ONLY WHEN MY WATCH TELLS ME that Willow’s been gone for ten minutes do I reluctantly pull myself from my seat. I’ll be damned if I’m losing my guide again.
I stumble forward, swayed by the motion of the moving train. When I reach the far end, I push against the closed door and step through.
There aren’t normal seats in this train car. Instead, the entire thing is lined with wooden pews. There’s also an organ at the far end, and as I step through the door, a dirge begins to play, though nobody’s sitting at the keys. Willow stands at the car’s far end, in front of a table and—
Ah. So that’s what this feeling is.
Behind the table rests a coffin.
I stumble again, though this has nothing to do with the train. I put a hand on each pew to steady myself, and claw my way closer to the front of the train.
Willow turns away from the table and gives me a sad smile, as if she understands what she couldn’t possibly understand. As if she is empathetic. Then she makes room for me, goes to stand between two pews and looks at the world passing by outside.
She’s placed her dead weeds in an empty vase on the table, and somehow they make sense now. I get why she carried them all this way. I never would’ve. It would never have occurred to me.
I take a shaky step forward. Then another. I stop.
“Read something,” Willow says softly, over her shoulder.
Mechanically, I comply. I pull out the piecemeal New Testament and flip to the book’s end. I begin to speak.
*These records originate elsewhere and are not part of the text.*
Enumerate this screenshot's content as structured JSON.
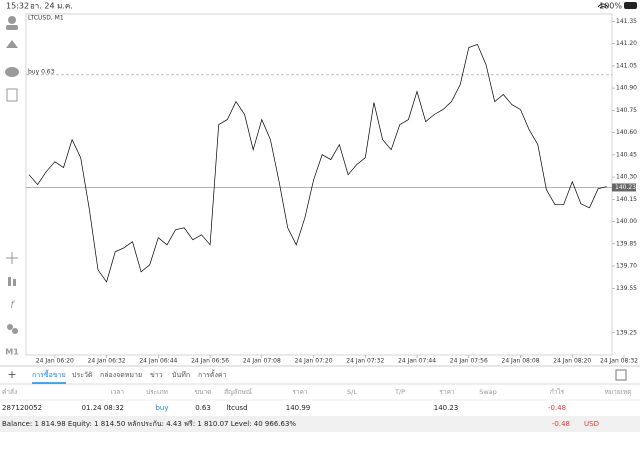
{
  "status_bar": {
    "time": "15:32",
    "date": "อา. 24 ม.ค.",
    "battery": "100%"
  },
  "toolbar": {
    "timeframe": "M1"
  },
  "chart_data": {
    "type": "line",
    "title": "LTCUSD, M1",
    "color": "#000000",
    "values": [
      140.316,
      140.249,
      140.336,
      140.404,
      140.364,
      140.553,
      140.431,
      140.08,
      139.674,
      139.593,
      139.796,
      139.823,
      139.864,
      139.661,
      139.708,
      139.891,
      139.843,
      139.945,
      139.958,
      139.877,
      139.911,
      139.843,
      140.654,
      140.688,
      140.809,
      140.722,
      140.485,
      140.688,
      140.553,
      140.269,
      139.958,
      139.843,
      140.026,
      140.282,
      140.451,
      140.418,
      140.519,
      140.316,
      140.384,
      140.431,
      140.803,
      140.553,
      140.485,
      140.654,
      140.688,
      140.877,
      140.674,
      140.722,
      140.755,
      140.809,
      140.924,
      141.174,
      141.195,
      141.059,
      140.809,
      140.857,
      140.789,
      140.755,
      140.62,
      140.519,
      140.215,
      140.114,
      140.114,
      140.269,
      140.12,
      140.093,
      140.222,
      140.235
    ],
    "xlim": [
      0,
      69
    ],
    "xticks": [
      {
        "value": 3,
        "label": "24 Jan 06:20"
      },
      {
        "value": 9,
        "label": "24 Jan 06:32"
      },
      {
        "value": 15,
        "label": "24 Jan 06:44"
      },
      {
        "value": 21,
        "label": "24 Jan 06:56"
      },
      {
        "value": 27,
        "label": "24 Jan 07:08"
      },
      {
        "value": 33,
        "label": "24 Jan 07:20"
      },
      {
        "value": 39,
        "label": "24 Jan 07:32"
      },
      {
        "value": 45,
        "label": "24 Jan 07:44"
      },
      {
        "value": 51,
        "label": "24 Jan 07:56"
      },
      {
        "value": 57,
        "label": "24 Jan 08:08"
      },
      {
        "value": 63,
        "label": "24 Jan 08:20"
      },
      {
        "value": 69,
        "label": "24 Jan 08:32"
      }
    ],
    "ylim": [
      139.1,
      141.4
    ],
    "yticks": [
      141.35,
      {
        "value": 141.2,
        "label": "141.20"
      },
      141.05,
      {
        "value": 140.9,
        "label": "140.90"
      },
      140.75,
      {
        "value": 140.6,
        "label": "140.60"
      },
      140.45,
      {
        "value": 140.3,
        "label": "140.30"
      },
      140.15,
      {
        "value": 140.0,
        "label": "140.00"
      },
      139.85,
      {
        "value": 139.7,
        "label": "139.70"
      },
      139.55,
      139.25
    ],
    "current_price": 140.23,
    "order_line": {
      "value": 140.99,
      "label": "buy 0.63"
    }
  },
  "tabs": [
    "การซื้อขาย",
    "ประวัติ",
    "กล่องจดหมาย",
    "ข่าว",
    "บันทึก",
    "การตั้งค่า"
  ],
  "table": {
    "header": [
      "คำสั่ง",
      "เวลา",
      "ประเภท",
      "ขนาด",
      "สัญลักษณ์",
      "ราคา",
      "S/L",
      "T/P",
      "ราคา",
      "Swap",
      "กำไร",
      "หมายเหตุ"
    ],
    "row": {
      "order": "287120052",
      "time": "01.24 08:32",
      "type": "buy",
      "size": "0.63",
      "symbol": "ltcusd",
      "open_price": "140.99",
      "price": "140.23",
      "profit": "-0.48"
    }
  },
  "footer": {
    "balance": "Balance: 1 814.98 Equity: 1 814.50 หลักประกัน: 4.43 ฟรี: 1 810.07 Level: 40 966.63%",
    "profit": "-0.48",
    "currency": "USD"
  }
}
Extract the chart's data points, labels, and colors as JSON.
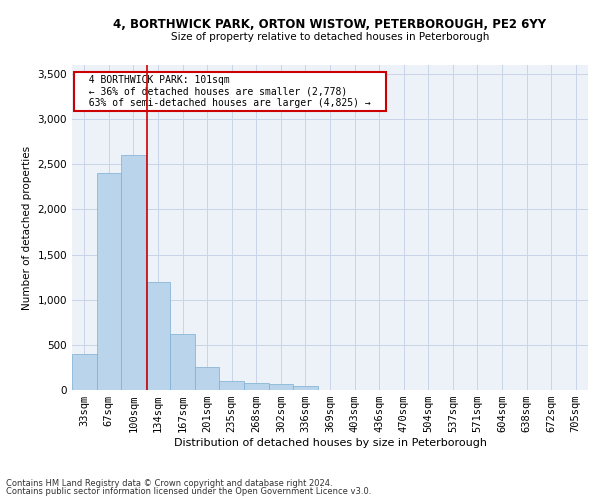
{
  "title1": "4, BORTHWICK PARK, ORTON WISTOW, PETERBOROUGH, PE2 6YY",
  "title2": "Size of property relative to detached houses in Peterborough",
  "xlabel": "Distribution of detached houses by size in Peterborough",
  "ylabel": "Number of detached properties",
  "footnote1": "Contains HM Land Registry data © Crown copyright and database right 2024.",
  "footnote2": "Contains public sector information licensed under the Open Government Licence v3.0.",
  "bar_color": "#bad4eb",
  "bar_edge_color": "#7aafd4",
  "grid_color": "#c8d4e8",
  "background_color": "#edf2f9",
  "annotation_box_color": "#ffffff",
  "annotation_border_color": "#cc0000",
  "vline_color": "#cc0000",
  "categories": [
    "33sqm",
    "67sqm",
    "100sqm",
    "134sqm",
    "167sqm",
    "201sqm",
    "235sqm",
    "268sqm",
    "302sqm",
    "336sqm",
    "369sqm",
    "403sqm",
    "436sqm",
    "470sqm",
    "504sqm",
    "537sqm",
    "571sqm",
    "604sqm",
    "638sqm",
    "672sqm",
    "705sqm"
  ],
  "values": [
    400,
    2400,
    2600,
    1200,
    620,
    255,
    105,
    75,
    65,
    45,
    5,
    5,
    0,
    0,
    0,
    0,
    0,
    0,
    0,
    0,
    0
  ],
  "vline_position": 2.55,
  "annotation_text": "  4 BORTHWICK PARK: 101sqm  \n  ← 36% of detached houses are smaller (2,778)  \n  63% of semi-detached houses are larger (4,825) →  ",
  "ylim": [
    0,
    3600
  ],
  "yticks": [
    0,
    500,
    1000,
    1500,
    2000,
    2500,
    3000,
    3500
  ]
}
“Then I saw the lamb... looking as if....” I stop. No, not this. I put the book back in my pocket.
The table is bare, but for a facedown picture frame and Willow’s bouquet of crabgrass. I sluggishly make my way up to the space Willow vacated and set the tattered Bible down beside Willow’s offering. That feels more right, somehow.
I don’t lift the picture frame to see whose face is on the other side. I don’t approach the coffin.
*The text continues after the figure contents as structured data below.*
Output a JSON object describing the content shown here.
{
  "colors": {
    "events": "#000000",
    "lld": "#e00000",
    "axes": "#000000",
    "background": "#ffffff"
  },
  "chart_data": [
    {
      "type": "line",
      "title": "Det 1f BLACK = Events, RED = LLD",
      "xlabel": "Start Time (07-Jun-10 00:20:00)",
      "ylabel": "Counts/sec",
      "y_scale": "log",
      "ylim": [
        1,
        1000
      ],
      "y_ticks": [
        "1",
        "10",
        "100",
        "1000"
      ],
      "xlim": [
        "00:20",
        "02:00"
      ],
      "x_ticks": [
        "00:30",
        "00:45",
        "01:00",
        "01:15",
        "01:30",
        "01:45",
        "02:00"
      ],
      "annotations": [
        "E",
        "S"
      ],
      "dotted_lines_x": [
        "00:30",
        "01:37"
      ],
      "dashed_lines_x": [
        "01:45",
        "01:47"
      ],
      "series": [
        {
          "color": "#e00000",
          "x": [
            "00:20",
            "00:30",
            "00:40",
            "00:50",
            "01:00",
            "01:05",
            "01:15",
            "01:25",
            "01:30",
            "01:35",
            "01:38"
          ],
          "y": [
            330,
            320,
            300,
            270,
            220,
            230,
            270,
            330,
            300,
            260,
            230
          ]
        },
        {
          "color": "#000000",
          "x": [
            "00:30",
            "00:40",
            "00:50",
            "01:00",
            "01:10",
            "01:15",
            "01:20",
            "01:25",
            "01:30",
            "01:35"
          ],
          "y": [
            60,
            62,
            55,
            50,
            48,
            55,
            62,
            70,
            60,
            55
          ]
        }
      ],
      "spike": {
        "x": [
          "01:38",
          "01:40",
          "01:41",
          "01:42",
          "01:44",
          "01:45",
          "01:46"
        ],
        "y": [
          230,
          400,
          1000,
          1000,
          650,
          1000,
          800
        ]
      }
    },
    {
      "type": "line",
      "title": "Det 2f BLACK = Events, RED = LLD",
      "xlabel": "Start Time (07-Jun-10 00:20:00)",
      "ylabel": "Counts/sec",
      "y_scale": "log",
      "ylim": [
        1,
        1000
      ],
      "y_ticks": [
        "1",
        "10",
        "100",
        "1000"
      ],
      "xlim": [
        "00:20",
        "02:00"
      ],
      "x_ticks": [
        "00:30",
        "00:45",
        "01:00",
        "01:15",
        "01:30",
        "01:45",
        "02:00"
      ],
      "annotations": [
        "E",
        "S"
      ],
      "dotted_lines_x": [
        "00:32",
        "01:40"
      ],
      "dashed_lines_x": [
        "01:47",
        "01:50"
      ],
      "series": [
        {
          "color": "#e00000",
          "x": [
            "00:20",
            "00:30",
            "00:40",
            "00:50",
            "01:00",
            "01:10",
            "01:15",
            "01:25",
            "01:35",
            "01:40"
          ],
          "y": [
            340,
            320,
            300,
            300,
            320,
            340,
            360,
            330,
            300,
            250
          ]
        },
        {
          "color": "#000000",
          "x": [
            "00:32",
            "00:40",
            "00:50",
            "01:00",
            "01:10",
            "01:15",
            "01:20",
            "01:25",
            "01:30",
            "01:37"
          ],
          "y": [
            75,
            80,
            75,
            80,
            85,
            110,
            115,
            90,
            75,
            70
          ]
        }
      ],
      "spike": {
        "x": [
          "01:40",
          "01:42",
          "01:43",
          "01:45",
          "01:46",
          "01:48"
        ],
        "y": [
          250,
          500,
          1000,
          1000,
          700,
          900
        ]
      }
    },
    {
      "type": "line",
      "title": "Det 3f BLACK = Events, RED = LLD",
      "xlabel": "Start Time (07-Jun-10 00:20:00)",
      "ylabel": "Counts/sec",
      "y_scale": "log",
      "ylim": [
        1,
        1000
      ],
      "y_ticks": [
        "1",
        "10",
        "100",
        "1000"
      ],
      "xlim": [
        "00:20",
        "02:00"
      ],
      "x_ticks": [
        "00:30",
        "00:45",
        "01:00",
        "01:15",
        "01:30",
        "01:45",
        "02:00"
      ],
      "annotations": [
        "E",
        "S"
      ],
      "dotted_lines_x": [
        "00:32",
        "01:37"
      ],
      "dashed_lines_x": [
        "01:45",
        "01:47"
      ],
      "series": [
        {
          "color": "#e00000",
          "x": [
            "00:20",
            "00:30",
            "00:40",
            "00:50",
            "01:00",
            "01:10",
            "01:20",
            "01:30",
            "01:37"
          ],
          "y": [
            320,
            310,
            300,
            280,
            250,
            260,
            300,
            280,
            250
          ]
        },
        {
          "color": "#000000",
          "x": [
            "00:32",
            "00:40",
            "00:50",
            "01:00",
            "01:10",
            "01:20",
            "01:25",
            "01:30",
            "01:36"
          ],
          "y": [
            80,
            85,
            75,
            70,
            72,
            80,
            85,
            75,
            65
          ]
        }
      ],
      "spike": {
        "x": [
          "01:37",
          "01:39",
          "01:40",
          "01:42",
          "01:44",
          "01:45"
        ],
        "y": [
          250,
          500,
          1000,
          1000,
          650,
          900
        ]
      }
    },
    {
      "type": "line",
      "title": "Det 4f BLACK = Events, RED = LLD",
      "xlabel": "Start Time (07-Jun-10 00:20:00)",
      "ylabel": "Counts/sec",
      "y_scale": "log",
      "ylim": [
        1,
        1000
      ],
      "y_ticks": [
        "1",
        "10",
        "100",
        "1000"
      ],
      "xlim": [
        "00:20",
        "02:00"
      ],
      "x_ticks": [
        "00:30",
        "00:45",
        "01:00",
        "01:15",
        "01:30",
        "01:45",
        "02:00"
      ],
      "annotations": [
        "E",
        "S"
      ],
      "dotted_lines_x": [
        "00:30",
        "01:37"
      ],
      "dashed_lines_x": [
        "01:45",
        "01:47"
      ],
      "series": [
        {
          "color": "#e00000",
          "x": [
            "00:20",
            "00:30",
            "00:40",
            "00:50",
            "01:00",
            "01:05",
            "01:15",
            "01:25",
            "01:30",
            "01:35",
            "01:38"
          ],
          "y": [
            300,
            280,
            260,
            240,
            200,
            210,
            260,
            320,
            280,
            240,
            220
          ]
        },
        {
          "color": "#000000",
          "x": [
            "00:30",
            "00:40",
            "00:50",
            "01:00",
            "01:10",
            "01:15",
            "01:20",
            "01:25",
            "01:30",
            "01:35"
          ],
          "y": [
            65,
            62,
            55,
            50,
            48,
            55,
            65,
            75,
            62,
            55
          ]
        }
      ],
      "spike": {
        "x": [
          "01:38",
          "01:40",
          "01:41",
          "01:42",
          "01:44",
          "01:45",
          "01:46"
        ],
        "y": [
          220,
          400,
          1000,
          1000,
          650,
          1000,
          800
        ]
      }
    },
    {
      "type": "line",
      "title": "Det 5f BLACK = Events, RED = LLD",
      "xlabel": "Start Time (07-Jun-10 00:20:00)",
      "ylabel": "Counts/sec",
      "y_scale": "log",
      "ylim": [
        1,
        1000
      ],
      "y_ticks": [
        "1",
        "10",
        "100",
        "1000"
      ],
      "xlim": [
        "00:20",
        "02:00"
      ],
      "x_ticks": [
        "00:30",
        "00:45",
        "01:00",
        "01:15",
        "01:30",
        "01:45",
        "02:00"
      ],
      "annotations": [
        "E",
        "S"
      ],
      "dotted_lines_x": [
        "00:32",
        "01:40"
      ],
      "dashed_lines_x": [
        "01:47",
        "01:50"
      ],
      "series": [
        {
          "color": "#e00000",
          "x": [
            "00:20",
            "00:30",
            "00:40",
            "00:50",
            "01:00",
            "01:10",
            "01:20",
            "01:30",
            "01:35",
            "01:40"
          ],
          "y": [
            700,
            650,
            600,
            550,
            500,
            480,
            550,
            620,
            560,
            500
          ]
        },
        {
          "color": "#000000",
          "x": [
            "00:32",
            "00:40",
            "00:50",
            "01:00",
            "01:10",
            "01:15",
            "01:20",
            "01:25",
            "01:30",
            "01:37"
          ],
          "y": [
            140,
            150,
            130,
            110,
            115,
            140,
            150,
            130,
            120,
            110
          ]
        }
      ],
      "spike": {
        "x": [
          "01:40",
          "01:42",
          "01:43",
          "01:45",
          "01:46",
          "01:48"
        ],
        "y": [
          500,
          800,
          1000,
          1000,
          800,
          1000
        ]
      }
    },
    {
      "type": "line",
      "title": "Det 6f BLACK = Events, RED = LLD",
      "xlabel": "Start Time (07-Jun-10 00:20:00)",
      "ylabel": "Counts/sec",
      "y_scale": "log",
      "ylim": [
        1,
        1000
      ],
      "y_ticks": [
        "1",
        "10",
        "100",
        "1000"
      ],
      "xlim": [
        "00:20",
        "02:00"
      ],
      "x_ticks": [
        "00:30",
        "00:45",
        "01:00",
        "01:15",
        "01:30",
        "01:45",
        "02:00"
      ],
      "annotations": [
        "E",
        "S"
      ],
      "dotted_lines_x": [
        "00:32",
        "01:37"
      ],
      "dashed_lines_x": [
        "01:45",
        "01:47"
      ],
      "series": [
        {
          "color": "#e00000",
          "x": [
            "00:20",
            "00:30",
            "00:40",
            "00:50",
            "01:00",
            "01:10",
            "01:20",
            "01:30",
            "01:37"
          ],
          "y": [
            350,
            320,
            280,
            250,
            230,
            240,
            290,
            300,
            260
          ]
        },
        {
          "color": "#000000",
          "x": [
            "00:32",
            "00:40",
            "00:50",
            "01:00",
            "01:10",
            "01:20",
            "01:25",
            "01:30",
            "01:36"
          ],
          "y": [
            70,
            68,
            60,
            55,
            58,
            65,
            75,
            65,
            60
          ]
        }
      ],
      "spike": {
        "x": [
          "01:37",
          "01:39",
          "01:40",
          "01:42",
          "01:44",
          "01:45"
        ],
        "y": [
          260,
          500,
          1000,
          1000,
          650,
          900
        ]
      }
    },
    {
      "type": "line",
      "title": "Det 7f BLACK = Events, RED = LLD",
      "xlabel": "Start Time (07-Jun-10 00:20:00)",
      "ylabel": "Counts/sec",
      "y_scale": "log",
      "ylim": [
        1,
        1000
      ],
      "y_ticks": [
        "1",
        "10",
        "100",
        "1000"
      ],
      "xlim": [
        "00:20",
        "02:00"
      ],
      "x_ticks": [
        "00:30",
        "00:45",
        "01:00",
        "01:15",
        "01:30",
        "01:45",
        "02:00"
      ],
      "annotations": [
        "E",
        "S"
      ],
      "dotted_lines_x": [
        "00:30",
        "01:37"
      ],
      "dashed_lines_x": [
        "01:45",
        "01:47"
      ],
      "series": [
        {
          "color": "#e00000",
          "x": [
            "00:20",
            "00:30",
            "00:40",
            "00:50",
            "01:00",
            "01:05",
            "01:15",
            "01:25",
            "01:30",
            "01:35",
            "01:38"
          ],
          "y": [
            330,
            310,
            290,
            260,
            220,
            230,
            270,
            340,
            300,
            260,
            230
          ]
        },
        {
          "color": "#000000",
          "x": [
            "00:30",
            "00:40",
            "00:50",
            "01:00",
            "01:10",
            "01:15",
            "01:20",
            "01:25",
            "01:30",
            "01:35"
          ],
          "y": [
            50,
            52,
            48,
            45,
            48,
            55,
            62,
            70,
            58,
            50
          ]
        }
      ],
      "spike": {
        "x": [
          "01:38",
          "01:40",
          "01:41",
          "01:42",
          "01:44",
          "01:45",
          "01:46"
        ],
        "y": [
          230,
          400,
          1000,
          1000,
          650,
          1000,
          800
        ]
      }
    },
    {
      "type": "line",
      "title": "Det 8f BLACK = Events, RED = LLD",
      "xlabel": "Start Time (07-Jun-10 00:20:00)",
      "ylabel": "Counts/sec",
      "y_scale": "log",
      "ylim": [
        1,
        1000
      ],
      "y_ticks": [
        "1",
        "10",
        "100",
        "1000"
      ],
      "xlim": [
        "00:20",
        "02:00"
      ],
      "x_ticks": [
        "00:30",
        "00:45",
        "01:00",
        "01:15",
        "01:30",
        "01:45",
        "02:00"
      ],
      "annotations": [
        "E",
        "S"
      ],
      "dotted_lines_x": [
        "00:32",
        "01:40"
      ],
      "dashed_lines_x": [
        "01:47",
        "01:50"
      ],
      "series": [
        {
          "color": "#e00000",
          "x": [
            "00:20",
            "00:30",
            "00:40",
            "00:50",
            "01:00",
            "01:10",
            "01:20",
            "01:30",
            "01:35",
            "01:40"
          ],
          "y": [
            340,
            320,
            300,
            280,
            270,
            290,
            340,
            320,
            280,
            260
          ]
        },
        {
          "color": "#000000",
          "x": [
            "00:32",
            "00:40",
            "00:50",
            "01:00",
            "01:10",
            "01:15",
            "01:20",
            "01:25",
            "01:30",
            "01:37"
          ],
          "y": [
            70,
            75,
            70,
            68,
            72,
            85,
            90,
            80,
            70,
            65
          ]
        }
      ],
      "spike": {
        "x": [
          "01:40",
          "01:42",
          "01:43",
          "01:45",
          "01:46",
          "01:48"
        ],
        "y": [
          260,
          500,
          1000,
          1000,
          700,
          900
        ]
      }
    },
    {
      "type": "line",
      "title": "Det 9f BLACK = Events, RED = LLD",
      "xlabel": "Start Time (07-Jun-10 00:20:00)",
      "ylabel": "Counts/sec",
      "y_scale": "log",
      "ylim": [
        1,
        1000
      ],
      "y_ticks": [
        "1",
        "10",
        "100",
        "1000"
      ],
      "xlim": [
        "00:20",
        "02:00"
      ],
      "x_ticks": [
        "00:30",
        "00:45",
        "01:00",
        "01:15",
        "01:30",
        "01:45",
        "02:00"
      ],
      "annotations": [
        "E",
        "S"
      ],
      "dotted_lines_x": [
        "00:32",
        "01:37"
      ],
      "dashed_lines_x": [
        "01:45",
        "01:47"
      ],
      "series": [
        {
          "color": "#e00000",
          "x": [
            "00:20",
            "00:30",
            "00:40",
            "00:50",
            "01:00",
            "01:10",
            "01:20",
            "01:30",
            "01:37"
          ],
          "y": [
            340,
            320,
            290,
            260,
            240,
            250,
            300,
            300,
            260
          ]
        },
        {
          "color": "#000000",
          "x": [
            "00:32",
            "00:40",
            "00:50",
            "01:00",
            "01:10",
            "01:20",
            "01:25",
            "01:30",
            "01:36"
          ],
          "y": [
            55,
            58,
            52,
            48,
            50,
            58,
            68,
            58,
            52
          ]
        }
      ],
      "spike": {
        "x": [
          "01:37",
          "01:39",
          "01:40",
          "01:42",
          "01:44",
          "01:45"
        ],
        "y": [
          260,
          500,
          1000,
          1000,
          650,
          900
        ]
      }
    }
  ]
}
Instead, I turn to Willow. She is pointing at something outside, and the hoarseness of my voice when I ask her, “What do you see?” surprises me.
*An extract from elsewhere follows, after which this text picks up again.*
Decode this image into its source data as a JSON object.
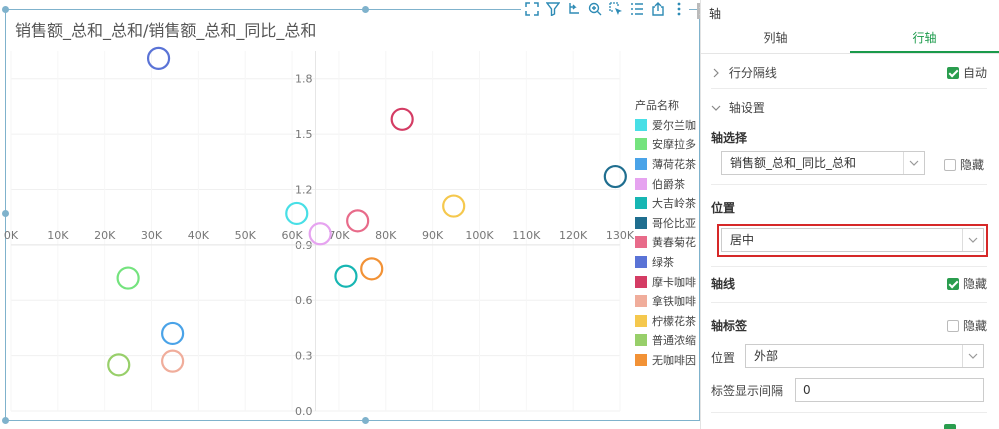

Willow turns to face me. She is smiling now. “Don’t worry,” she says. “You’re almost there.” Then she bounds out from between the pews and throws her arms around me.
Despite myself, I hug her back. I realize that I’m crying.
Willow leads me to the window, which was bright and cheery one train car back. I’m surprised to see frost rimming the pane now, but not nearly as surprised as I am to see buildings flash by outside. “The city,” I croak. “What happened to the countryside?”
“In and out the window, as you have done before,” Willow says quietly. “I’d say welcome back, but that’s not exactly comforting, is it?”
I sit down on the wooden pew, but I look out of the window instead of facing forward. Willow takes the seat beside me. “We’re still in the maze,” I say and I feel Willow nod.
The streets outside look frozen. The sidewalks are frost-rimmed and snow sits atop the street lights. I point out of the window and I say, “Can we reach those streets?”
“Yes,” Willow answers. “For all the good it will do.”
“How do we get out?”
“One step left,” Willow says. “We find the forest.” I hear sorrow in her voice and I turn to look at her, but when she lifts her eyes to meet mine she still smiles. “Here,” she says, “breathe on the glass.”
I do as she asks. After I’ve fogged up the windowpane, Willow leans over my body and draws a circle in the fog. Then she scrapes a curved line into the circle’s centre and two dots for eyes. “A smiley face,” she says. I don’t comment on the sadness that still tinges her voice.
We sit in silence after that. It feels like hours, though perhaps only minutes pass. I look at Willow’s smiley face on the window and then I shut my eyes. I only open them again when a sound like bing-bong plays over the train car’s speakers, interrupting the soft dirgeful music to herald our arrival at a new station.
“Did you look in the coffin?” Willow asks, as the doors slide open.
I shake my head and stand to disembark.